2) Boy, the first 20 minutes on Corellia are clunky and boring.

3) Hyperfuel/Coaxium. After fuel wasn't mentioned in 40 years of Star Wars movies, suddenly it's a major plot point in The Last Jedi. Now, fuel gets mentioned in the opening "scroll" (OK, it wasn't a scroll) and becomes the driving force of the plot. It sort of feels like the creators were backfilling the role of fuel in the Star Wars universe so that some day, when someone watches these things in chronological narrative order, Solo will have set up The Last Jedi. That's retroactive continuity!

4) Ditto for Han Solo's golden dice. As an original viewer of Star Wars, I don't even remember the dice. I mean, I assume they're hanging from the Millennium Falcon's rear-view mirror, but nope... no memory. Now they get more close-ups than Chewbacca. Feels like more narrative backfilling for Last Jedi. Maybe the dice will now get their own spin-off movie.

5) Thandie Newton dies blowing up a railway track that doesn't need to be blown up unless the objective is to piss off the Empire as much as possible. Maybe Newton didn't want to do reshoots and requested that her character be killed off as quickly as possible because she wasn't doing any more Star Wars acting.
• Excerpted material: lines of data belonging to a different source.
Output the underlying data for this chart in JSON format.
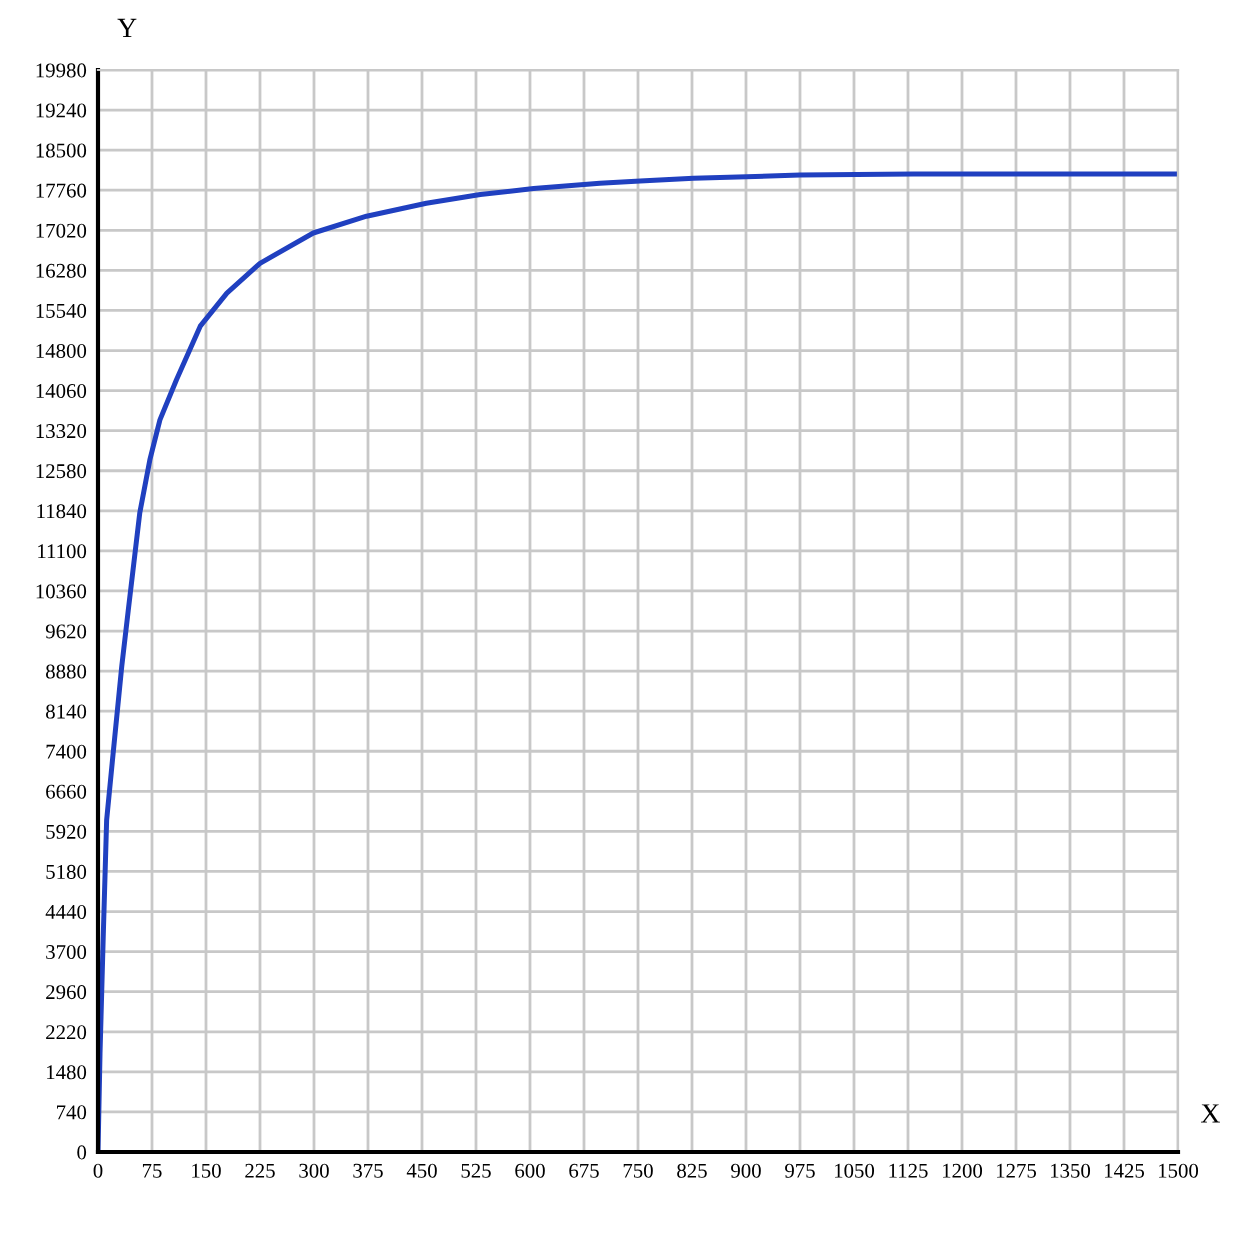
{
  "chart_data": {
    "type": "line",
    "xlabel": "X",
    "ylabel": "Y",
    "x": [
      0,
      2.8,
      7.4,
      12,
      21,
      33,
      42,
      58,
      72,
      86,
      109,
      142,
      179,
      225,
      299,
      373,
      456,
      531,
      605,
      697,
      753,
      827,
      975,
      1132,
      1300,
      1500
    ],
    "series": [
      {
        "color": "#2040c0",
        "values": [
          0,
          1820,
          4040,
          6130,
          7360,
          8970,
          10000,
          11800,
          12780,
          13520,
          14260,
          15250,
          15860,
          16410,
          16970,
          17280,
          17520,
          17680,
          17790,
          17890,
          17930,
          17980,
          18040,
          18060,
          18060,
          18060
        ]
      }
    ],
    "xlim": [
      0,
      1500
    ],
    "xticks": [
      0,
      75,
      150,
      225,
      300,
      375,
      450,
      525,
      600,
      675,
      750,
      825,
      900,
      975,
      1050,
      1125,
      1200,
      1275,
      1350,
      1425,
      1500
    ],
    "ylim": [
      0,
      19980
    ],
    "yticks": [
      0,
      740,
      1480,
      2220,
      2960,
      3700,
      4440,
      5180,
      5920,
      6660,
      7400,
      8140,
      8880,
      9620,
      10360,
      11100,
      11840,
      12580,
      13320,
      14060,
      14800,
      15540,
      16280,
      17020,
      17760,
      18500,
      19240,
      19980
    ],
    "grid": true,
    "marker": "none",
    "line_style": "solid",
    "legend": false
  }
}
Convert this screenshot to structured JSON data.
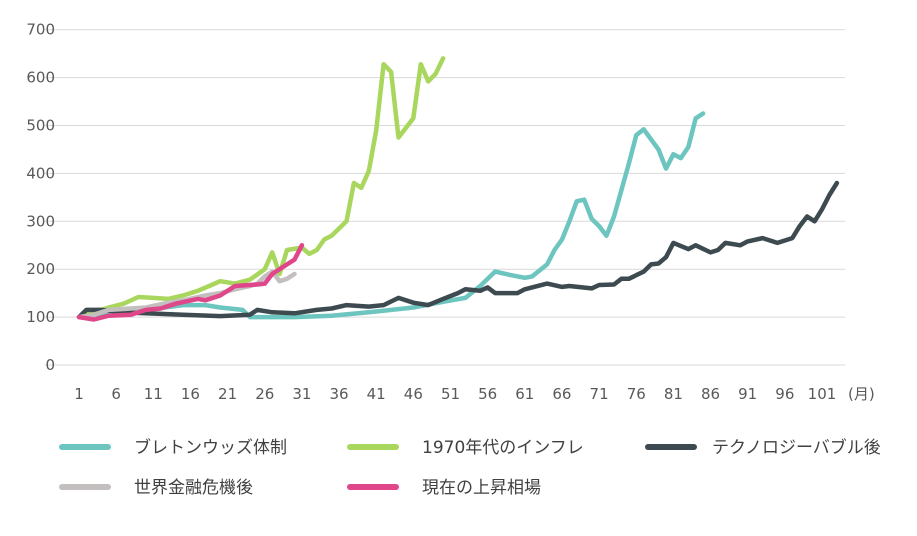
{
  "chart_data": {
    "type": "line",
    "title": "",
    "xlabel": "",
    "ylabel": "",
    "x_unit_label": "(月)",
    "xlim": [
      1,
      103
    ],
    "ylim": [
      0,
      700
    ],
    "y_ticks": [
      0,
      100,
      200,
      300,
      400,
      500,
      600,
      700
    ],
    "x_ticks": [
      1,
      6,
      11,
      16,
      21,
      26,
      31,
      36,
      41,
      46,
      51,
      56,
      61,
      66,
      71,
      76,
      81,
      86,
      91,
      96,
      101
    ],
    "grid": "horizontal",
    "legend_placement": "bottom",
    "series": [
      {
        "name": "ブレトンウッズ体制",
        "color": "#6cc5bf",
        "points": [
          [
            1,
            100
          ],
          [
            5,
            110
          ],
          [
            10,
            115
          ],
          [
            15,
            125
          ],
          [
            18,
            125
          ],
          [
            20,
            120
          ],
          [
            23,
            115
          ],
          [
            24,
            100
          ],
          [
            30,
            100
          ],
          [
            35,
            103
          ],
          [
            40,
            110
          ],
          [
            46,
            120
          ],
          [
            50,
            132
          ],
          [
            53,
            140
          ],
          [
            55,
            165
          ],
          [
            57,
            195
          ],
          [
            59,
            188
          ],
          [
            61,
            182
          ],
          [
            62,
            185
          ],
          [
            64,
            210
          ],
          [
            65,
            240
          ],
          [
            66,
            262
          ],
          [
            67,
            300
          ],
          [
            68,
            342
          ],
          [
            69,
            345
          ],
          [
            70,
            305
          ],
          [
            71,
            290
          ],
          [
            72,
            270
          ],
          [
            73,
            310
          ],
          [
            75,
            420
          ],
          [
            76,
            480
          ],
          [
            77,
            492
          ],
          [
            79,
            450
          ],
          [
            80,
            410
          ],
          [
            81,
            440
          ],
          [
            82,
            432
          ],
          [
            83,
            455
          ],
          [
            84,
            515
          ],
          [
            85,
            525
          ]
        ]
      },
      {
        "name": "1970年代のインフレ",
        "color": "#a9d65d",
        "points": [
          [
            1,
            100
          ],
          [
            3,
            110
          ],
          [
            5,
            120
          ],
          [
            7,
            128
          ],
          [
            9,
            142
          ],
          [
            11,
            140
          ],
          [
            13,
            138
          ],
          [
            15,
            145
          ],
          [
            17,
            155
          ],
          [
            19,
            168
          ],
          [
            20,
            175
          ],
          [
            22,
            170
          ],
          [
            24,
            178
          ],
          [
            26,
            200
          ],
          [
            27,
            235
          ],
          [
            28,
            190
          ],
          [
            29,
            240
          ],
          [
            31,
            245
          ],
          [
            32,
            232
          ],
          [
            33,
            240
          ],
          [
            34,
            262
          ],
          [
            35,
            270
          ],
          [
            37,
            300
          ],
          [
            38,
            380
          ],
          [
            39,
            370
          ],
          [
            40,
            405
          ],
          [
            41,
            490
          ],
          [
            42,
            628
          ],
          [
            43,
            612
          ],
          [
            44,
            475
          ],
          [
            46,
            515
          ],
          [
            47,
            628
          ],
          [
            48,
            592
          ],
          [
            49,
            608
          ],
          [
            50,
            640
          ]
        ]
      },
      {
        "name": "テクノロジーバブル後",
        "color": "#3d4a50",
        "points": [
          [
            1,
            100
          ],
          [
            2,
            115
          ],
          [
            4,
            115
          ],
          [
            7,
            110
          ],
          [
            10,
            108
          ],
          [
            15,
            105
          ],
          [
            20,
            102
          ],
          [
            24,
            105
          ],
          [
            25,
            115
          ],
          [
            27,
            110
          ],
          [
            30,
            108
          ],
          [
            33,
            115
          ],
          [
            35,
            118
          ],
          [
            37,
            125
          ],
          [
            40,
            122
          ],
          [
            42,
            125
          ],
          [
            44,
            140
          ],
          [
            46,
            130
          ],
          [
            48,
            125
          ],
          [
            50,
            138
          ],
          [
            52,
            150
          ],
          [
            53,
            158
          ],
          [
            55,
            155
          ],
          [
            56,
            162
          ],
          [
            57,
            150
          ],
          [
            60,
            150
          ],
          [
            61,
            158
          ],
          [
            64,
            170
          ],
          [
            66,
            163
          ],
          [
            67,
            165
          ],
          [
            70,
            160
          ],
          [
            71,
            167
          ],
          [
            73,
            168
          ],
          [
            74,
            180
          ],
          [
            75,
            180
          ],
          [
            77,
            195
          ],
          [
            78,
            210
          ],
          [
            79,
            212
          ],
          [
            80,
            225
          ],
          [
            81,
            255
          ],
          [
            83,
            242
          ],
          [
            84,
            250
          ],
          [
            86,
            235
          ],
          [
            87,
            240
          ],
          [
            88,
            255
          ],
          [
            90,
            250
          ],
          [
            91,
            258
          ],
          [
            93,
            265
          ],
          [
            95,
            255
          ],
          [
            97,
            265
          ],
          [
            98,
            290
          ],
          [
            99,
            310
          ],
          [
            100,
            300
          ],
          [
            101,
            325
          ],
          [
            102,
            355
          ],
          [
            103,
            380
          ]
        ]
      },
      {
        "name": "世界金融危機後",
        "color": "#c2bfbe",
        "points": [
          [
            1,
            100
          ],
          [
            3,
            105
          ],
          [
            5,
            115
          ],
          [
            8,
            118
          ],
          [
            10,
            120
          ],
          [
            13,
            130
          ],
          [
            15,
            135
          ],
          [
            18,
            145
          ],
          [
            20,
            150
          ],
          [
            22,
            158
          ],
          [
            24,
            165
          ],
          [
            25,
            170
          ],
          [
            26,
            185
          ],
          [
            27,
            195
          ],
          [
            28,
            175
          ],
          [
            29,
            180
          ],
          [
            30,
            190
          ]
        ]
      },
      {
        "name": "現在の上昇相場",
        "color": "#e0468a",
        "points": [
          [
            1,
            100
          ],
          [
            3,
            95
          ],
          [
            5,
            103
          ],
          [
            8,
            105
          ],
          [
            10,
            115
          ],
          [
            12,
            118
          ],
          [
            14,
            128
          ],
          [
            17,
            138
          ],
          [
            18,
            135
          ],
          [
            20,
            145
          ],
          [
            22,
            165
          ],
          [
            25,
            168
          ],
          [
            26,
            170
          ],
          [
            27,
            190
          ],
          [
            29,
            210
          ],
          [
            30,
            220
          ],
          [
            31,
            250
          ]
        ]
      }
    ]
  }
}
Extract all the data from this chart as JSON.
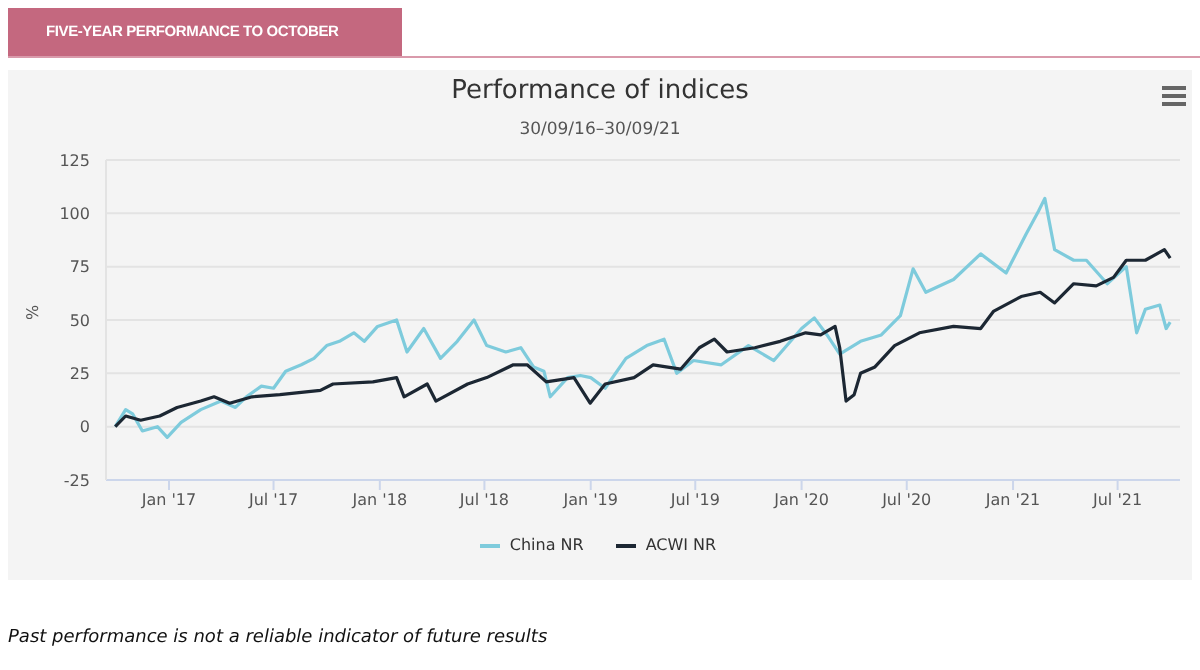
{
  "chart_data": {
    "type": "line",
    "title": "Performance of indices",
    "subtitle": "30/09/16–30/09/21",
    "ylabel": "%",
    "annotations": [
      "FIVE-YEAR PERFORMANCE TO OCTOBER",
      "Past performance is not a reliable indicator of future results"
    ],
    "xlim": [
      "2016-09-14",
      "2021-10-17"
    ],
    "xticks": [
      {
        "value": "2017-01-01",
        "label": "Jan '17"
      },
      {
        "value": "2017-07-01",
        "label": "Jul '17"
      },
      {
        "value": "2018-01-01",
        "label": "Jan '18"
      },
      {
        "value": "2018-07-01",
        "label": "Jul '18"
      },
      {
        "value": "2019-01-01",
        "label": "Jan '19"
      },
      {
        "value": "2019-07-01",
        "label": "Jul '19"
      },
      {
        "value": "2020-01-01",
        "label": "Jan '20"
      },
      {
        "value": "2020-07-01",
        "label": "Jul '20"
      },
      {
        "value": "2021-01-01",
        "label": "Jan '21"
      },
      {
        "value": "2021-07-01",
        "label": "Jul '21"
      }
    ],
    "ylim": [
      -25,
      125
    ],
    "yticks": [
      -25,
      0,
      25,
      50,
      75,
      100,
      125
    ],
    "grid": "y",
    "legend": "bottom",
    "series": [
      {
        "name": "China NR",
        "color": "#7ecbdc",
        "x": [
          "2016-09-30",
          "2016-10-18",
          "2016-10-30",
          "2016-11-16",
          "2016-12-12",
          "2016-12-29",
          "2017-01-22",
          "2017-02-25",
          "2017-04-01",
          "2017-04-26",
          "2017-05-15",
          "2017-06-10",
          "2017-07-01",
          "2017-07-22",
          "2017-08-18",
          "2017-09-09",
          "2017-10-01",
          "2017-10-23",
          "2017-11-17",
          "2017-12-05",
          "2017-12-28",
          "2018-01-30",
          "2018-02-17",
          "2018-03-18",
          "2018-04-16",
          "2018-05-15",
          "2018-06-13",
          "2018-07-05",
          "2018-08-07",
          "2018-09-02",
          "2018-09-24",
          "2018-10-12",
          "2018-10-23",
          "2018-11-22",
          "2018-12-14",
          "2019-01-01",
          "2019-01-26",
          "2019-03-03",
          "2019-04-08",
          "2019-05-08",
          "2019-05-30",
          "2019-06-28",
          "2019-08-15",
          "2019-10-01",
          "2019-11-14",
          "2020-01-01",
          "2020-01-23",
          "2020-02-14",
          "2020-03-07",
          "2020-04-12",
          "2020-05-18",
          "2020-06-20",
          "2020-07-12",
          "2020-08-03",
          "2020-09-20",
          "2020-11-06",
          "2020-12-20",
          "2021-01-23",
          "2021-02-14",
          "2021-02-25",
          "2021-03-14",
          "2021-04-16",
          "2021-05-08",
          "2021-06-13",
          "2021-07-16",
          "2021-08-03",
          "2021-08-18",
          "2021-09-12",
          "2021-09-23",
          "2021-09-30"
        ],
        "values": [
          0,
          8,
          6,
          -2,
          0,
          -5,
          2,
          8,
          12,
          9,
          14,
          19,
          18,
          26,
          29,
          32,
          38,
          40,
          44,
          40,
          47,
          50,
          35,
          46,
          32,
          40,
          50,
          38,
          35,
          37,
          28,
          26,
          14,
          23,
          24,
          23,
          18,
          32,
          38,
          41,
          25,
          31,
          29,
          38,
          31,
          46,
          51,
          43,
          34,
          40,
          43,
          52,
          74,
          63,
          69,
          81,
          72,
          90,
          101,
          107,
          83,
          78,
          78,
          67,
          75,
          44,
          55,
          57,
          46,
          49
        ]
      },
      {
        "name": "ACWI NR",
        "color": "#1c2733",
        "x": [
          "2016-09-30",
          "2016-10-18",
          "2016-11-13",
          "2016-12-16",
          "2017-01-15",
          "2017-02-25",
          "2017-03-20",
          "2017-04-16",
          "2017-05-25",
          "2017-07-12",
          "2017-09-20",
          "2017-10-12",
          "2017-12-20",
          "2018-01-30",
          "2018-02-12",
          "2018-03-24",
          "2018-04-08",
          "2018-06-02",
          "2018-07-05",
          "2018-08-20",
          "2018-09-13",
          "2018-10-16",
          "2018-12-03",
          "2018-12-31",
          "2019-01-26",
          "2019-03-17",
          "2019-04-19",
          "2019-06-06",
          "2019-07-08",
          "2019-08-03",
          "2019-08-25",
          "2019-10-12",
          "2019-11-25",
          "2020-01-08",
          "2020-02-03",
          "2020-02-28",
          "2020-03-07",
          "2020-03-18",
          "2020-04-01",
          "2020-04-12",
          "2020-05-07",
          "2020-06-10",
          "2020-07-23",
          "2020-09-20",
          "2020-11-06",
          "2020-11-28",
          "2021-01-15",
          "2021-02-17",
          "2021-03-14",
          "2021-04-16",
          "2021-05-25",
          "2021-06-24",
          "2021-07-16",
          "2021-08-18",
          "2021-09-20",
          "2021-09-30"
        ],
        "values": [
          0,
          5,
          3,
          5,
          9,
          12,
          14,
          11,
          14,
          15,
          17,
          20,
          21,
          23,
          14,
          20,
          12,
          20,
          23,
          29,
          29,
          21,
          23,
          11,
          20,
          23,
          29,
          27,
          37,
          41,
          35,
          37,
          40,
          44,
          43,
          47,
          37,
          12,
          15,
          25,
          28,
          38,
          44,
          47,
          46,
          54,
          61,
          63,
          58,
          67,
          66,
          70,
          78,
          78,
          83,
          79
        ]
      }
    ]
  }
}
6) Coaxium. Sometimes you need a train car, sometimes you need a garbage bin, sometimes you need a suitcase. Was there just one garbage bin worth of coaxium on the train and the rest was, um, packing material? Snow? If they only needed a suitcase of refined coaxium, why did they need to steal an entire train car worth? Why is refined coaxium less volatile than raw coaxium? More importantly, if Crimson Dawn works for/with the Empire, why do they need to steal coaxium? Wouldn't the Empire just, you know, SELL IT TO THEM??????? Thinking of this last was when my brain broke. The entire plot of Solo is... pointless.

7) I guess the revelation is that Dark Helmet turns out to be a girl. And good rather than evil, but primarily a girl. As a revelation, it falls flat because I was sitting there going, "Am I supposed to recognize her? Was she on Star Wars Rebels too? And do these Rebels travel the galaxy on speeder bikes? Because if so, that's definitely some hardcore star travel!

8) Wow, the set-up for the Kessel Run was laborious, wasn't it? On the bright side. Han accidentally kills Cthulhu. Nice work, boys!

9) Jesus, Chewbacca's Wookie pal on the Klingon Penal Asteroid of Rura Penthe looks a lot like Chaka from Land of the Lost. Distractingly so!

10) Is there a Coaxium refinery on Kessel? I don't think so, given that robbing it would make more sense than stealing unrefined coaxium. But if not, getting coaxium to a refinery must be the most dangerous job in the universe given how quickly it turns explodey.

11) Wait, all the Coaxium in the area is located... under the spice mines? Hunh? Kessel: home to spice and Hyperfuel! You'd think they'd fix the place up a bit!

12) This card game doesn't seem that difficult.

Oddly enough, I enjoyed it. Sort of. Lightly recommended.